Seine Motorsportbegeisterung hat er natürlich auch auf seine Familie übertragen und so wurde seine Gattin Gerdi bei der jüngsten Hauptversammlung für 25-jährige Mitgliedschaft geehrt. Auch seine Tochter, Melanie Musch (35) durfte diese Auszeichnung entgegen nehmen. Sie war dereinst die erste Kartfahrerin im Ergenzinger Ortsclub, verdiente sich die ersten Lorbeeren im Kartsport und war dann später im "Corsa Cup" auch überregional äußerst erfolgreich. Nicht anwesend an diesem Abend war Riethmüllers Sohn Thomas (40), der ebenfalls mehr als 25 Jahre Mitglied im Ortsclub ist. Auch er verdiente sich seine ersten motorsportlichen Sporen in Ergenzingen, fuhr Kartslalom und Kart-Rundstrecke und schaffte es aufgrund seiner Erfolge bis in die BMW/ADAC- Formel, die Formel 3 und den Porsche-Carrera-Cup.
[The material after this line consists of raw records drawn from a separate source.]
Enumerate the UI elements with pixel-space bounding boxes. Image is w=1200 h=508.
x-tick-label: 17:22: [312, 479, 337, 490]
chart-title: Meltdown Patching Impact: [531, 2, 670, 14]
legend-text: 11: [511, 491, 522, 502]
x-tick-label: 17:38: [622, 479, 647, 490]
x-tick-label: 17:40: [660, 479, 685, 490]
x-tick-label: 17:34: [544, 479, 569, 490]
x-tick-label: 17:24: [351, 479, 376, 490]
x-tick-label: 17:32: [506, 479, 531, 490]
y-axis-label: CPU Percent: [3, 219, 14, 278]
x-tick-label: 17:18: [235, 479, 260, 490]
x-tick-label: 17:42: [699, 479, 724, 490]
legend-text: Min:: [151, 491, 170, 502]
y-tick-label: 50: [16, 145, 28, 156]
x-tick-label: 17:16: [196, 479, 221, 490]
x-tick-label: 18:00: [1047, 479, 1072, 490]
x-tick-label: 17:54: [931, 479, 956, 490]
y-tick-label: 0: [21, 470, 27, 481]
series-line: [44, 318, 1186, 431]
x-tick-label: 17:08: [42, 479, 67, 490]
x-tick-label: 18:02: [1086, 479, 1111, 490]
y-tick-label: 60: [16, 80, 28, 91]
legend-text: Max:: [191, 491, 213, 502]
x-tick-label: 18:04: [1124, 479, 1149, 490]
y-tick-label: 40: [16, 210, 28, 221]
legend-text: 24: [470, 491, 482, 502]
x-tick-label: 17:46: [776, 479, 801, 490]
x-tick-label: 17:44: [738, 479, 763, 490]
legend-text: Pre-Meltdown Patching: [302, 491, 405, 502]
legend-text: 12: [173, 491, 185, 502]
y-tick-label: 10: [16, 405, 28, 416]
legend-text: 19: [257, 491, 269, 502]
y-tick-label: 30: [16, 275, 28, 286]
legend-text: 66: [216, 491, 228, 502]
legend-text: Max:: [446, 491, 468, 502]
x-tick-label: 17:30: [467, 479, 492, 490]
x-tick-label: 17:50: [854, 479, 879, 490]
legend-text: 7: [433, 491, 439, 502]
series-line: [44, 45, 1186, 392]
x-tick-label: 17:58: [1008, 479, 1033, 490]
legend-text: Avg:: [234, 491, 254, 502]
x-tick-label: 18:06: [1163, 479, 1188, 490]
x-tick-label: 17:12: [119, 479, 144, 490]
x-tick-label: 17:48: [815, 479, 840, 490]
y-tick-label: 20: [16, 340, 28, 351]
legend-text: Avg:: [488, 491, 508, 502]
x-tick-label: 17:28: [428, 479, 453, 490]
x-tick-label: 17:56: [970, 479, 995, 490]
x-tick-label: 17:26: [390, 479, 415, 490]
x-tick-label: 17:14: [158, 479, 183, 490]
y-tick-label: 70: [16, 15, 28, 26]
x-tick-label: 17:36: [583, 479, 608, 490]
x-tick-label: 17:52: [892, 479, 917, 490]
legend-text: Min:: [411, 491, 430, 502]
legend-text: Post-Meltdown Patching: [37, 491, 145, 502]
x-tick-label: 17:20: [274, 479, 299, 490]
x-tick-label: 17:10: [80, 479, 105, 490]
Insgesamt bringt es die Familie Riethmüller auf gut und gerne 130 Jahre Mitgliedschaft im Ergenzinger ADAC Ortsclub und wenn Rudi Riethmüller recht behält, dann wird auch eine "Riethmüller-Enkelin" die Familientradition in Sachen Motorsport aufrecht erhalten. Das Zeug dazu hat sie, sagt er und weiter: "Die Unterstützung von uns allen natürlich auch."